David Christopher, chief marketing officer at AT&T Mobility, noted the campaign has consistently ranked in the top three most-talked about spots, according to BlueFin Labs data. He said the brand was looking to promote its network's various benefits over competitors -- but as simply as possible. "We did not want to create clutter with too many messages," he said. "Our goal was to find a campaign that would build familiarity where each message could live as a part of a whole--all while being as simple and straightforward as possible."
Which is where the little ones come in. The kids' imaginations turn boring brand attributes like multitasking or download speeds into loads of fun -- especially when bounced off the ripostes of moderator Beck Bennett, who's also part of comedy group Good Neighbor.
Case in point: "dizzy boy," [see above] who, to Mr. Bennett's "amazement," is able to wiggle both his head and his hand at the same time. Or the precocious girl who notes that being fast is necessary to avoid being bitten by a werewolf. Or the kids in a new NCAA spot who discuss how to do two things at once in basketball, with the "pickle roll" [below].
A big debate around the campaign is about whether it's scripted, or improvised. According to BBDO Creative Director Stephen McMennamy, it's both, but a lot more of the latter. "We have thought starters that we let the kids riff off of, but as a safety net we do have a script in case among the many groups of kids we sit down with, nothing comes out usable." Turns out, even with the scripted takes in their back pocket, "every time, we end up getting very usable material from the kids," he said.
"The spots are "guided' improv, so I try to let the conversation occur naturally and redirect when things go sideways, which can happen quickly," said Mr. Taccone. "I've found it's best to let things go a bit weird before butting in, as you never know what crazy gems will come up. If a group is low energy or too all over the place, I'll step in and improv with Beck, feeding them lines until something sparks. It's always best when it comes from the kid, though. It's not that different from improv with adults, only what the kids say tends to be much more surprising."
The campaign is an evolution of an online NCAA-themed effort launched this time last year from BBDO, New York, which featured Mr. Bennett consulting one-on-one with the kiddies to help him pick his March Madnessbrackets.

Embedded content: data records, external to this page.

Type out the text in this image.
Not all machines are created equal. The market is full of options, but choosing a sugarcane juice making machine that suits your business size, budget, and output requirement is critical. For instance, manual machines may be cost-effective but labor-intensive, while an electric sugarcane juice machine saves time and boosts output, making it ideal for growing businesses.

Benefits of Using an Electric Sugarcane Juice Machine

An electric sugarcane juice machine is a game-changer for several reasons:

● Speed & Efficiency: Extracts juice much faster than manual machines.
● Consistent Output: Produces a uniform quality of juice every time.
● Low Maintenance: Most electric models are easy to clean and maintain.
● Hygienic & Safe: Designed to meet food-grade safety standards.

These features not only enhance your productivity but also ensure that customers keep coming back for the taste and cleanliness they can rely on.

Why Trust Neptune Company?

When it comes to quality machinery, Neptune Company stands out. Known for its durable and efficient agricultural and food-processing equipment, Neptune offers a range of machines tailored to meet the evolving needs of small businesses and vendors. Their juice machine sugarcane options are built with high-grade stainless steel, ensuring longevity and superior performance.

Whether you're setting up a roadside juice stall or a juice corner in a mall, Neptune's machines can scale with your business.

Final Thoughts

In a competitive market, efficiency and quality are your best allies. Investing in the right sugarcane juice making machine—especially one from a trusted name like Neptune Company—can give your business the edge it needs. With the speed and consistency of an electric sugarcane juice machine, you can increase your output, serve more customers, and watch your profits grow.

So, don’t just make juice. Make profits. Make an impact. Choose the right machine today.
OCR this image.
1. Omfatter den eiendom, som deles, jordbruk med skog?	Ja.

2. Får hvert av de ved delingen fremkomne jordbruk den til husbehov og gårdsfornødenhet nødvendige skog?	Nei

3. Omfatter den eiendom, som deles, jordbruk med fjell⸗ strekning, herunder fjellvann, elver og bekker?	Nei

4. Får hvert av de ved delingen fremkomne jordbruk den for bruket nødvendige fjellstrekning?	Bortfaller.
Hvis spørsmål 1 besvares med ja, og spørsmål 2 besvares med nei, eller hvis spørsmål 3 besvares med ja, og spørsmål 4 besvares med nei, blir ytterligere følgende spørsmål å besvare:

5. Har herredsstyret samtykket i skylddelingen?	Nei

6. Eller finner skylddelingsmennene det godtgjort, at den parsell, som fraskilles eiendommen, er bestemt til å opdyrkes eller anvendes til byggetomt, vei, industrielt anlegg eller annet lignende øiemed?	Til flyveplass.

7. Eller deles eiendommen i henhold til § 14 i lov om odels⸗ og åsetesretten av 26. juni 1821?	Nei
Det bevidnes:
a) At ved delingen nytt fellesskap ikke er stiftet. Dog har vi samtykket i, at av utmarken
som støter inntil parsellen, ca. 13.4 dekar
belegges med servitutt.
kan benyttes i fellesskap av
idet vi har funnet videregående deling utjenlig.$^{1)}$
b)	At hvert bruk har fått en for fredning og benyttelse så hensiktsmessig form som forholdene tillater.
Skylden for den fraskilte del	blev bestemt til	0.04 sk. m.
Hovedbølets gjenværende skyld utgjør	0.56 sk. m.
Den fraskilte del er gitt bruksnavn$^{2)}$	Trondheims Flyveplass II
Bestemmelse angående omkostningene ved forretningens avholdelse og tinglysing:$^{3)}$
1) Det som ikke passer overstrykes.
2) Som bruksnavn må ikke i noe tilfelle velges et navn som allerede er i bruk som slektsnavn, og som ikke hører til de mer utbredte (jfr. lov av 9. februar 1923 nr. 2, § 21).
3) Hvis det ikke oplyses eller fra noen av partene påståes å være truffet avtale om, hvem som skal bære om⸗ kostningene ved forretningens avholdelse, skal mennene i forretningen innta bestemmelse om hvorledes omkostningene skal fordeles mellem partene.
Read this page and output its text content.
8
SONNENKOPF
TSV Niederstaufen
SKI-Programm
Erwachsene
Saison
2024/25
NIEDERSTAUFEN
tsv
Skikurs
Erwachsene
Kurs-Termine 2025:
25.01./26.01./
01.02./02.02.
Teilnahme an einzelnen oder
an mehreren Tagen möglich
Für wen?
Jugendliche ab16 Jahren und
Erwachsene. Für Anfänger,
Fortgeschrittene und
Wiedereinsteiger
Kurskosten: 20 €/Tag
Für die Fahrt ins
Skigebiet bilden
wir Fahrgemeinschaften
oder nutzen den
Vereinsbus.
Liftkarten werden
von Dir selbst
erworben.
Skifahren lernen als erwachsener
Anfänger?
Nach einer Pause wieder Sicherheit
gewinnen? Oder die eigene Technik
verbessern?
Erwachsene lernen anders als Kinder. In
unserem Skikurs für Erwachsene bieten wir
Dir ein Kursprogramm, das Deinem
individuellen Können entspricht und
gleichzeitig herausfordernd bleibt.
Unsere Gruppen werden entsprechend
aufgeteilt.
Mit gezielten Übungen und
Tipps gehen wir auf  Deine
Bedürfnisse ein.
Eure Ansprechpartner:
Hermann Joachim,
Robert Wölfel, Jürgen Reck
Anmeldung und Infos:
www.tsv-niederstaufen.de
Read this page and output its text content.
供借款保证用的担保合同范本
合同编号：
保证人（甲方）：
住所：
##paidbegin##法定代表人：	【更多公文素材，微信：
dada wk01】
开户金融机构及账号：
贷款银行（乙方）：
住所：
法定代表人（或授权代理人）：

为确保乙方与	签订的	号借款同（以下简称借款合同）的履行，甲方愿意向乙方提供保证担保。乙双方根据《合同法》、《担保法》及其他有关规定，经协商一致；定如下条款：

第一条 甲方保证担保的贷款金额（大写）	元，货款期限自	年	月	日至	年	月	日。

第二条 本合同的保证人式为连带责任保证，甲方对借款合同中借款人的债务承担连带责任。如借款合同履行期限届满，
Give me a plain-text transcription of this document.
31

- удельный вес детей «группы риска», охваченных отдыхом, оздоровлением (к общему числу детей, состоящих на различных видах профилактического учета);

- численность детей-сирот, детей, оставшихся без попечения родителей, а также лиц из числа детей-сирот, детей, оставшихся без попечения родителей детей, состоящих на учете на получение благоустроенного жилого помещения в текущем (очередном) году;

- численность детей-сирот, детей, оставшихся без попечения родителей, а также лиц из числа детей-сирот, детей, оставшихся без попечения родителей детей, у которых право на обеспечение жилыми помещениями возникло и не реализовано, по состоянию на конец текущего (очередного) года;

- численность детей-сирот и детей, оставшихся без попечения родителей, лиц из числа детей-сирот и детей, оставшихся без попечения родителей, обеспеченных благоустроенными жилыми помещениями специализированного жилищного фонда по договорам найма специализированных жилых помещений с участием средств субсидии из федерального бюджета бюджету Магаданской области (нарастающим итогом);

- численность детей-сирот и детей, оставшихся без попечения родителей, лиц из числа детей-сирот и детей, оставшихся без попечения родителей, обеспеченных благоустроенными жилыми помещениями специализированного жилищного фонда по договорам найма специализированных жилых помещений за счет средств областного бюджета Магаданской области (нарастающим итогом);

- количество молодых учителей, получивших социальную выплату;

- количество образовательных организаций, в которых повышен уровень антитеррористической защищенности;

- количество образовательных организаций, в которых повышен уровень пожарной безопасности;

But it's the group dynamic in "It's Not Complicated" that keeps the comedy level high. In casting, "we basically look for kids with the craziest imaginations who love to talk," said Mr. Taccone. "I try to get a couple overly talkative kids in each group, and two others that are open and attentive but not necessarily as big energy so things don't go off the rails. You always have a group of kids that don't quite work out, however, just based on how you paired them or because it's after lunch and their blood sugar is low."
Which is why each round of spots requires shooting four or five different groups of kids a day, two hours dedicated to each, said Mr. McMennamy. Then the dailies hit the editing room, and the process takes an interesting turn. Most of the spots were cut at Lost Planet by editors Charlie Johnston and Paul Snyder, who said that one of the biggest challenges is preserving the laughs as they happened on set. "It's sort of the reverse of the usual edit process," said Mr. Snyder. "A lot of comedy spots aren't funny until you construct the whole thing. But with this, it's about trying to be true to what made you laugh when you first screened the dailies, rather than about constructing a context around something."
"Anytime we see stuff in the editing room that feels like a performance from a kid, we back way off from that as much as we can," said BBDO's Mr. McNemmany. "And if Beck's reactions feel too scripted, we don't want to use those either. I think that's what people like about it."